Sunday, December 30, 2018

What I learned in 30 years in community journalism

“Journalism isn't about how smart you are. It's not about where you're from. It's not about who you know or how clever your questions are. And thank God for that. It's about your ability to embrace change and uncertainty. It's about being fearless personally and professionally.”
--Mary Pilon

By Alex P. Vidal

NEW YORK CITY
--- I nearly didn’t notice that year 2018 was the 30th year that I have been writing as a community journalist.
Thirty years and counting, with God’s guidance.
In those years that I have been writing, I learned a few damning realities:
1. No Filipino community journalist who stuck to his profession until retirement age became rich. In the first place, there is no money in journalism. It’s only our passion and inner satisfaction that drive us to continue writing--and sometimes act as Chief Problem Solvers of the universe. Fame is good, but journalists also need to eat three square meals a day; they also need to rear a family and live with dignity.
2. It’s not healthy to maintain a close relationship with politicians or military and police if you are a principled journalist. Every now and then, politicians or men in uniform commit anomalous acts--if they are not involved in scandalous incidents. If the culprit is a “friend” the journalist will be in a very uncomfortable situation.
3. It’s risky to accept (even if secretly) a payola from any source other than the office payroll. In the first place, it’s highly deplorable and unethical to engage in this kind of practice which is tantamount to “press-titution”. Sooner or later, someone in the league will rat. No secret will remain a secret ‘till eternity. In the media world, however, nobody walks a saint.
4. A columnist does not apply. He is invited. Back in 1990, then Western Visayas Daily Times editor-in-chief Manuel Mejorada rejected former City Hall information officer Eldrid Antiquera who applied in the paper as “columnist”. Mejorada said anyone, not just Antiquera, can’t just shortcut his way to the level of columnist.
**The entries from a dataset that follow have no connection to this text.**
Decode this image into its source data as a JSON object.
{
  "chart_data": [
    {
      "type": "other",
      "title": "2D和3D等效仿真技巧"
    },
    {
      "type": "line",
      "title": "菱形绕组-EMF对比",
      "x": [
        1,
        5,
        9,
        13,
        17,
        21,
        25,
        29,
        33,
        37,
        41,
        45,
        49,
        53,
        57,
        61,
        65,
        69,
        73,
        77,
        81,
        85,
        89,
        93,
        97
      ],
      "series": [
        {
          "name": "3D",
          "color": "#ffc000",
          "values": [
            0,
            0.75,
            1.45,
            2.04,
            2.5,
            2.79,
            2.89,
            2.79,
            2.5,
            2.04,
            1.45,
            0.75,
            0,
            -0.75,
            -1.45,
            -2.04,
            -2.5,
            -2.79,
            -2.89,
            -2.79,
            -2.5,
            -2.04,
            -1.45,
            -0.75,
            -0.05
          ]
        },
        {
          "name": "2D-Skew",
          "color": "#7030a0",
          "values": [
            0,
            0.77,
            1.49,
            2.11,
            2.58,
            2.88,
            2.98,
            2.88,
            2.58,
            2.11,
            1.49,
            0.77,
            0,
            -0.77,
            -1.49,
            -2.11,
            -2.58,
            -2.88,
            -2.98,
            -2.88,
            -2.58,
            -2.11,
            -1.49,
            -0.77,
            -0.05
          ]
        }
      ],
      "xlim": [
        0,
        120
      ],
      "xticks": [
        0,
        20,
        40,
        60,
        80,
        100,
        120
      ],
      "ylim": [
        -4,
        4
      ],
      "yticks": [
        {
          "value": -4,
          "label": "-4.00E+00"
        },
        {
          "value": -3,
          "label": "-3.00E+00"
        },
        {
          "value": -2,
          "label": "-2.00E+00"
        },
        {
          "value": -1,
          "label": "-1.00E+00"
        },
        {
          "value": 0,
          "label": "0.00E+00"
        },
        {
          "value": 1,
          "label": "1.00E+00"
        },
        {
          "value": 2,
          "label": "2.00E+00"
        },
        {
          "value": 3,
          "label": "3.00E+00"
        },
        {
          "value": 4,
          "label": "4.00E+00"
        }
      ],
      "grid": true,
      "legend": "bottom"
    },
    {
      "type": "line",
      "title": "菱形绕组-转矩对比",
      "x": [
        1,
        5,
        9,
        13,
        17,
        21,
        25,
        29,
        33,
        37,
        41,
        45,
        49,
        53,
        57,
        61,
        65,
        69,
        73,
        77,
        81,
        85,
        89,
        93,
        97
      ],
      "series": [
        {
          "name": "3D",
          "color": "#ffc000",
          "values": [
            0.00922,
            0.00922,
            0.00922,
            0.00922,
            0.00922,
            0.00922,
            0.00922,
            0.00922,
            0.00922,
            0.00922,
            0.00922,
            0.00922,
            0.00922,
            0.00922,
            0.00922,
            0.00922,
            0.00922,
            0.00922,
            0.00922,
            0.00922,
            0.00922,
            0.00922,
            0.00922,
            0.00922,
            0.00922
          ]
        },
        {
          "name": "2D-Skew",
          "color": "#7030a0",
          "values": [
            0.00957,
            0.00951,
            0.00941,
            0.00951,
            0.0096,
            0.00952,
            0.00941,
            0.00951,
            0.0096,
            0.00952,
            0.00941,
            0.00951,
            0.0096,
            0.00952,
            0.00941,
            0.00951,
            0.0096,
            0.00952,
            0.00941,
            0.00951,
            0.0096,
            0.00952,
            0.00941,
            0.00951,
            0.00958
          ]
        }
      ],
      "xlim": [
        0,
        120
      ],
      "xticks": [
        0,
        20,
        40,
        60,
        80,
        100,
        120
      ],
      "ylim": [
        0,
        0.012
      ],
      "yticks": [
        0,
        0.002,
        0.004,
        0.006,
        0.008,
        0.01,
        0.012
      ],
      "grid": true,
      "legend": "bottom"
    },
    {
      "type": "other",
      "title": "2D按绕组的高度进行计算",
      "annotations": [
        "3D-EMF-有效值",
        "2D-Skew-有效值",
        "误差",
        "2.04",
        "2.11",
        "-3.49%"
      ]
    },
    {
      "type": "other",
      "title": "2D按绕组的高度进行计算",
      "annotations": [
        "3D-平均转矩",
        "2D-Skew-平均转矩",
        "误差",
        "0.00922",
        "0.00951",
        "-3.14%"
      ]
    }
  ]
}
He must first prove his worth and establish a name in the community. Antiquera was having troubles with then Mayor Roding Ganzon and was always reprimanded in front of many people. He probably wanted to “get out of the kitchen” when he could no longer stand the heat. Antiquera became a lawyer and city councilor years later.

-o0o-

I started writing for the fledgling News Express, a weekly paper in Iloilo City in the Philippines in May 1988, the same year the publication was born and published by the late Davao City-based printing press mogul, Inocencio “Pops” Malones, owner of Fortune Printing Press and uncle of our former business manager and now Maasin Mayor Mariano Malones.
The late Ben Palma was the paper’s first “editor” but our de facto editor was Agnes Españo and now lawyer Pet Melliza. Now Journal Visayas publisher Giovannie Va-ay was our circulation manager.
It’s been a roller coaster ride.
From the News Express, I briefly wrote for the defunct Western Visayas Daily Times published by the late Yuhum Magazine big boss, Marcos “Mark” Villalon, in 1993.
Then came an invitation from former Iloilo airport concessionaire, Bernie Miaque, to write for the Daily Informer in 1994, the year the publication first rolled off the press edited by my former College Editors Guild of the Philippines-Reform Movement (CEGP-RM) colleague, the late Ivan Suansing.
After two years, Ivan and I left the Daily Informer.
We were both handpicked by the Cebu management of Sun Star and Mr. Villalon after the merging of Sun Star Cebu and Western Visayas Daily Times to handle the editorial of Sun Star Iloilo Daily in 1996.
Ivan brought his family to Cebu in 1998 to edit Cebu Daily, a new publication and Sun Star Cebu’s rival.
Ivan wanted me to go with him but because it would mean a permanent relocation, I declined and opted to stay behind to edit the Sun Star Iloilo Daily until December 1999, the year we were bamboozled by libel cases (coming only from one group of politicians and their subalterns, a story that need to be told in a separate article) that reached a mind-boggling 38 counts.

-o0o-

I put up my own bi-monthly paper, Iloilo Today-The New Millennium Publication, in 2000.
In 2004, Makinaugalingon Printing Press owner Rosendo “Sendong” Mejica tasked broadcast journalist Erly Garcia to locate me offering a job to edit his bi-weekly publication, Iloilo Today. I apologized to Publisher Sendong and Erly that I could not anymore commit to work full-time for any publication because of my crazy schedule.
In 2004, publisher Miaque convinced me to edit the Daily Informer after a chance meeting in the airport. I declined because I always traveled outside the Philippines, the same excuse I gave Publisher Sendong and Erly.
Publisher Miaque made a compromise: he agreed that I could travel anytime to fulfill my obligations in sports; the late associate editor Lydia Pendon would be the acting editor in my absence.
I stayed with the Daily Informer, the last daily newspaper I edited, until 2008, the year the paper “died a natural death” several months after the court ordered the demolition of publisher Miaque’s property in the old Iloilo airport in Mandurriao district where our editorial office was also obliterated.